Seriously, though, Karlsson is the fulcrum that determines which way the Sens will tip and, even with Mike Hoffman traded and the messiness of an unimaginable situation involving both players’ significant others somewhat resolved, it’s nearly inconceivable that Karlsson would be ready to commit the next decade of his life to this cartoonishly incompetent team right now.

About the only way things could deteriorate is if Colorado, not Ottawa, ends up with super prospect Jack Hughes in next year’s draft. And even if the 31st-place team holds less than a 20 per cent chance of winning the 2019 lottery, the Senators cannot go about their business for 12 months with the possibility of losing that pick hanging over their head. Hey, if you trade Karlsson, Mark Stone and Matt Duchene — no half-measures here, people — your odds of drafting at least fourth overall one year from now are pretty solid.

A total teardown is a lot for fans to stomach at the best of times, let alone when the man leading it — Dorion, don’t forget, signed a three-year extension in February — is being clobbered in every corner of the hockey world for getting far less for Hoffman than San Jose Sharks GM Doug Wilson was able to acquire mere hours after Wilson ended Hoffman’s Ottawa tenure, then flipped him to the Florida Panthers.

 
2018 NHL Mock Draft with Loubardias, Cosentino and Boomer
June 20 2018

But if you’re a Sens backer looking for crumbs of hope to cling to, don’t forget Dorion has a scouting background and has been part of front offices that found Karlsson 15th overall in 2008, Hoffman 130th overall in 2009 and Stone 178th overall in 2010. The picks you could accumulate from trading basically any roster player except 21-year-old defenceman Thomas Chabot would provide all kinds of opportunity to convert promise into results. Throw everything you have at drafting and developing and see what grows.
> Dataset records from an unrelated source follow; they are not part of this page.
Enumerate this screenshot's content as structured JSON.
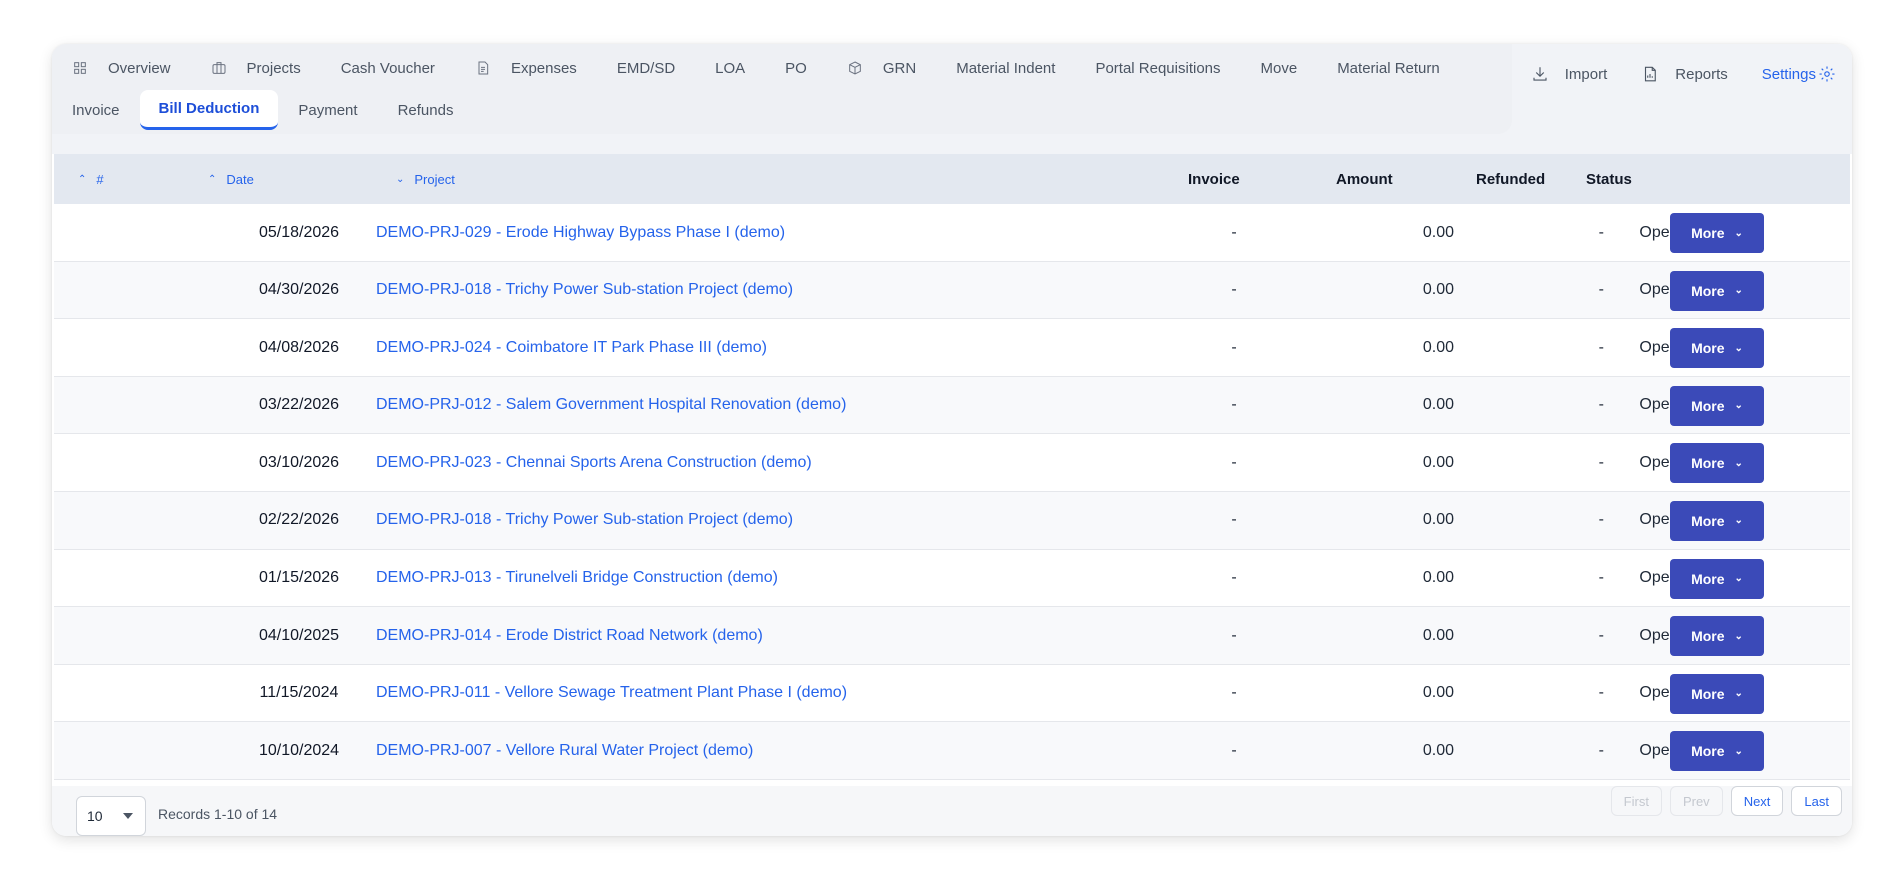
{
  "nav": {
    "row1": [
      {
        "label": "Overview",
        "icon": "grid-icon"
      },
      {
        "label": "Projects",
        "icon": "briefcase-icon"
      },
      {
        "label": "Cash Voucher",
        "icon": ""
      },
      {
        "label": "Expenses",
        "icon": "document-icon"
      },
      {
        "label": "EMD/SD",
        "icon": ""
      },
      {
        "label": "LOA",
        "icon": ""
      },
      {
        "label": "PO",
        "icon": ""
      },
      {
        "label": "GRN",
        "icon": "box-icon"
      },
      {
        "label": "Material Indent",
        "icon": ""
      },
      {
        "label": "Portal Requisitions",
        "icon": ""
      },
      {
        "label": "Move",
        "icon": ""
      },
      {
        "label": "Material Return",
        "icon": ""
      }
    ],
    "row2": [
      {
        "label": "Invoice",
        "active": false
      },
      {
        "label": "Bill Deduction",
        "active": true
      },
      {
        "label": "Payment",
        "active": false
      },
      {
        "label": "Refunds",
        "active": false
      }
    ]
  },
  "actions": {
    "import": "Import",
    "reports": "Reports",
    "settings": "Settings"
  },
  "table": {
    "headers": {
      "num": "#",
      "date": "Date",
      "project": "Project",
      "invoice": "Invoice",
      "amount": "Amount",
      "refunded": "Refunded",
      "status": "Status"
    },
    "more_label": "More",
    "rows": [
      {
        "date": "05/18/2026",
        "project": "DEMO-PRJ-029 - Erode Highway Bypass Phase I (demo)",
        "invoice": "-",
        "amount": "0.00",
        "refunded": "-",
        "status": "Open"
      },
      {
        "date": "04/30/2026",
        "project": "DEMO-PRJ-018 - Trichy Power Sub-station Project (demo)",
        "invoice": "-",
        "amount": "0.00",
        "refunded": "-",
        "status": "Open"
      },
      {
        "date": "04/08/2026",
        "project": "DEMO-PRJ-024 - Coimbatore IT Park Phase III (demo)",
        "invoice": "-",
        "amount": "0.00",
        "refunded": "-",
        "status": "Open"
      },
      {
        "date": "03/22/2026",
        "project": "DEMO-PRJ-012 - Salem Government Hospital Renovation (demo)",
        "invoice": "-",
        "amount": "0.00",
        "refunded": "-",
        "status": "Open"
      },
      {
        "date": "03/10/2026",
        "project": "DEMO-PRJ-023 - Chennai Sports Arena Construction (demo)",
        "invoice": "-",
        "amount": "0.00",
        "refunded": "-",
        "status": "Open"
      },
      {
        "date": "02/22/2026",
        "project": "DEMO-PRJ-018 - Trichy Power Sub-station Project (demo)",
        "invoice": "-",
        "amount": "0.00",
        "refunded": "-",
        "status": "Open"
      },
      {
        "date": "01/15/2026",
        "project": "DEMO-PRJ-013 - Tirunelveli Bridge Construction (demo)",
        "invoice": "-",
        "amount": "0.00",
        "refunded": "-",
        "status": "Open"
      },
      {
        "date": "04/10/2025",
        "project": "DEMO-PRJ-014 - Erode District Road Network (demo)",
        "invoice": "-",
        "amount": "0.00",
        "refunded": "-",
        "status": "Open"
      },
      {
        "date": "11/15/2024",
        "project": "DEMO-PRJ-011 - Vellore Sewage Treatment Plant Phase I (demo)",
        "invoice": "-",
        "amount": "0.00",
        "refunded": "-",
        "status": "Open"
      },
      {
        "date": "10/10/2024",
        "project": "DEMO-PRJ-007 - Vellore Rural Water Project (demo)",
        "invoice": "-",
        "amount": "0.00",
        "refunded": "-",
        "status": "Open"
      }
    ]
  },
  "footer": {
    "page_size": "10",
    "records": "Records 1-10 of 14",
    "pager": {
      "first": "First",
      "prev": "Prev",
      "next": "Next",
      "last": "Last"
    }
  }
}
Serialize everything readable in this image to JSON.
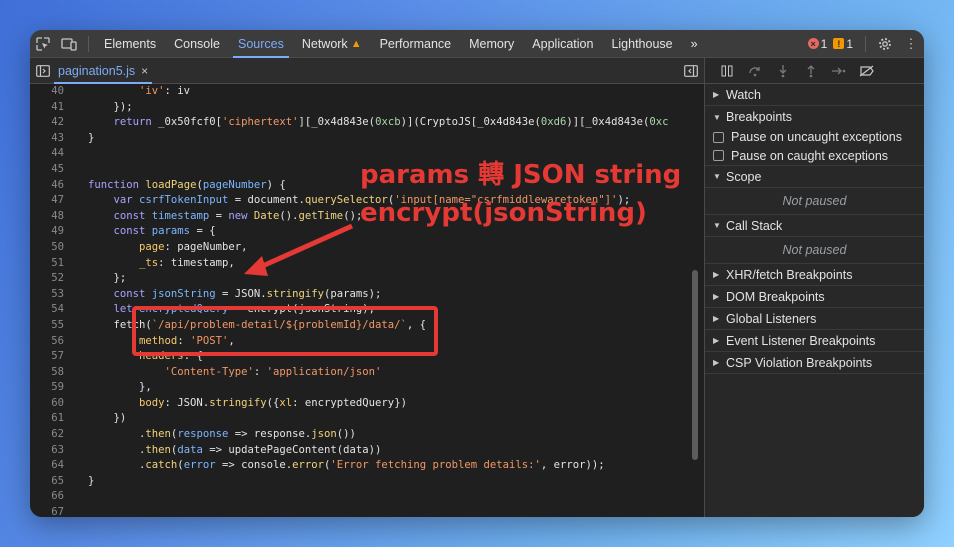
{
  "toolbar": {
    "tabs": [
      "Elements",
      "Console",
      "Sources",
      "Network",
      "Performance",
      "Memory",
      "Application",
      "Lighthouse"
    ],
    "more": "»",
    "error_count": "1",
    "warning_count": "1"
  },
  "file_tab": {
    "name": "pagination5.js",
    "close": "×"
  },
  "code_lines": [
    {
      "n": "40",
      "html": "        <span class='str'>'iv'</span>: iv"
    },
    {
      "n": "41",
      "html": "    });"
    },
    {
      "n": "42",
      "html": "    <span class='kw'>return</span> _0x50fcf0[<span class='str'>'ciphertext'</span>][_0x4d843e(<span class='num'>0xcb</span>)](CryptoJS[_0x4d843e(<span class='num'>0xd6</span>)][_0x4d843e(<span class='num'>0xc</span>"
    },
    {
      "n": "43",
      "html": "}"
    },
    {
      "n": "44",
      "html": ""
    },
    {
      "n": "45",
      "html": ""
    },
    {
      "n": "46",
      "html": "<span class='kw'>function</span> <span class='fn'>loadPage</span>(<span class='var'>pageNumber</span>) {"
    },
    {
      "n": "47",
      "html": "    <span class='kw'>var</span> <span class='var'>csrfTokenInput</span> = document.<span class='fn'>querySelector</span>(<span class='str'>'input[name=\"csrfmiddlewaretoken\"]'</span>);"
    },
    {
      "n": "48",
      "html": "    <span class='kw'>const</span> <span class='var'>timestamp</span> = <span class='kw'>new</span> <span class='fn'>Date</span>().<span class='fn'>getTime</span>();"
    },
    {
      "n": "49",
      "html": "    <span class='kw'>const</span> <span class='var'>params</span> = {"
    },
    {
      "n": "50",
      "html": "        <span class='prop'>page</span>: pageNumber,"
    },
    {
      "n": "51",
      "html": "        <span class='prop'>_ts</span>: timestamp,"
    },
    {
      "n": "52",
      "html": "    };"
    },
    {
      "n": "53",
      "html": "    <span class='kw'>const</span> <span class='var'>jsonString</span> = JSON.<span class='fn'>stringify</span>(params);"
    },
    {
      "n": "54",
      "html": "    <span class='kw'>let</span> <span class='var'>encryptedQuery</span> = encrypt(jsonString);"
    },
    {
      "n": "55",
      "html": "    fetch(<span class='str'>`/api/problem-detail/${problemId}/data/`</span>, {"
    },
    {
      "n": "56",
      "html": "        <span class='prop'>method</span>: <span class='str'>'POST'</span>,"
    },
    {
      "n": "57",
      "html": "        <span class='prop'>headers</span>: {"
    },
    {
      "n": "58",
      "html": "            <span class='str'>'Content-Type'</span>: <span class='str'>'application/json'</span>"
    },
    {
      "n": "59",
      "html": "        },"
    },
    {
      "n": "60",
      "html": "        <span class='prop'>body</span>: JSON.<span class='fn'>stringify</span>({<span class='prop'>xl</span>: encryptedQuery})"
    },
    {
      "n": "61",
      "html": "    })"
    },
    {
      "n": "62",
      "html": "        .<span class='fn'>then</span>(<span class='var'>response</span> =&gt; response.<span class='fn'>json</span>())"
    },
    {
      "n": "63",
      "html": "        .<span class='fn'>then</span>(<span class='var'>data</span> =&gt; updatePageContent(data))"
    },
    {
      "n": "64",
      "html": "        .<span class='fn'>catch</span>(<span class='var'>error</span> =&gt; console.<span class='fn'>error</span>(<span class='str'>'Error fetching problem details:'</span>, error));"
    },
    {
      "n": "65",
      "html": "}"
    },
    {
      "n": "66",
      "html": ""
    },
    {
      "n": "67",
      "html": ""
    }
  ],
  "annotation": {
    "line1": "params 轉 JSON string",
    "line2": "encrypt(jsonString)"
  },
  "right_panel": {
    "watch": "Watch",
    "breakpoints": "Breakpoints",
    "pause_uncaught": "Pause on uncaught exceptions",
    "pause_caught": "Pause on caught exceptions",
    "scope": "Scope",
    "scope_status": "Not paused",
    "call_stack": "Call Stack",
    "call_stack_status": "Not paused",
    "collapsed_sections": [
      "XHR/fetch Breakpoints",
      "DOM Breakpoints",
      "Global Listeners",
      "Event Listener Breakpoints",
      "CSP Violation Breakpoints"
    ]
  },
  "colors": {
    "accent": "#7cacf8",
    "annotation": "#e53935"
  }
}
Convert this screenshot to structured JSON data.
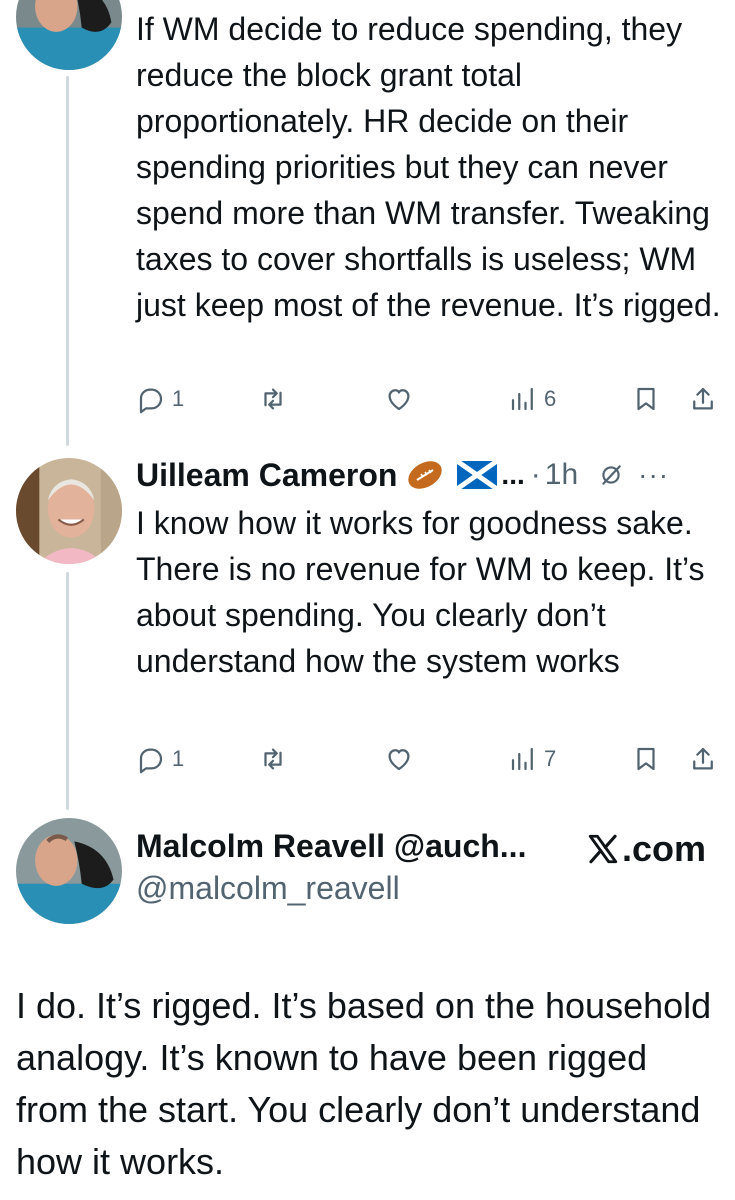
{
  "tweet_1": {
    "text": "If WM decide to reduce spending, they reduce the block grant total proportionately. HR decide on their spending priorities but they can never spend more than WM transfer. Tweaking taxes to cover shortfalls is useless; WM just keep most of the revenue. It’s rigged.",
    "reply_count": "1",
    "view_count": "6"
  },
  "tweet_2": {
    "author_name": "Uilleam Cameron",
    "name_suffix": "...",
    "separator": "·",
    "time": "1h",
    "text": "I know how it works for goodness sake. There is no revenue for WM to keep. It’s about spending. You clearly don’t understand how the system works",
    "reply_count": "1",
    "view_count": "7"
  },
  "quote_card": {
    "author_name": "Malcolm Reavell @auch...",
    "handle": "@malcolm_reavell",
    "source": ".com",
    "text": "I do. It’s rigged. It’s based on the household analogy. It’s known to have been rigged from the start. You clearly don’t understand how it works."
  },
  "icons": {
    "reply": "reply-icon",
    "retweet": "retweet-icon",
    "like": "heart-icon",
    "views": "views-icon",
    "bookmark": "bookmark-icon",
    "share": "share-icon",
    "grok": "grok-icon",
    "more": "more-icon",
    "emoji_1": "rugby-ball-icon",
    "emoji_2": "scotland-flag-icon",
    "brand": "x-logo-icon"
  },
  "colors": {
    "text": "#0f1419",
    "secondary": "#536471",
    "thread_line": "#cfd9de"
  }
}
As for Hughes, he looks to be at a level where you do whatever you can to buy a lottery ticket and take the ride. The 17-year-old Yank put up 1.9 points-per-game competing for the U.S. National Team Development Program under-18 squad this past season, a number that slightly trumps the 1.6 PPG 2007 first overall pick and three-time Cup champion Patrick Kane posted for the same outfit in his pre-draft season of 2005-06.

If it’s haunted dreams you’re after, let that guy land on another team with your draft pick.

Should the Sens’ obvious, if not on the record, goal be losses next season, they figure to get lots of help from the clubs in the Atlantic Division. Tampa Bay, Toronto and Boston were all very good this past year and don’t figure to slip much, if at all. Additionally, Florida — “Hey, how did that Hoffman guy get back in our division?!” — and a Buffalo Sabres team that’s about to add a freakish talent of their own in the form of 2018 draft headliner Rasmus Dahlin are getting better, not worse.

The next few years are a perfect time for Ottawa to take a knee and build two things: A fantastic young core and an arena. That way, if the organization can make the dream of a new downtown facility a reality, the Sens will move in with a crop of early-20s players ready to achieve greatness.

That’s something you’ll want to tell the world about.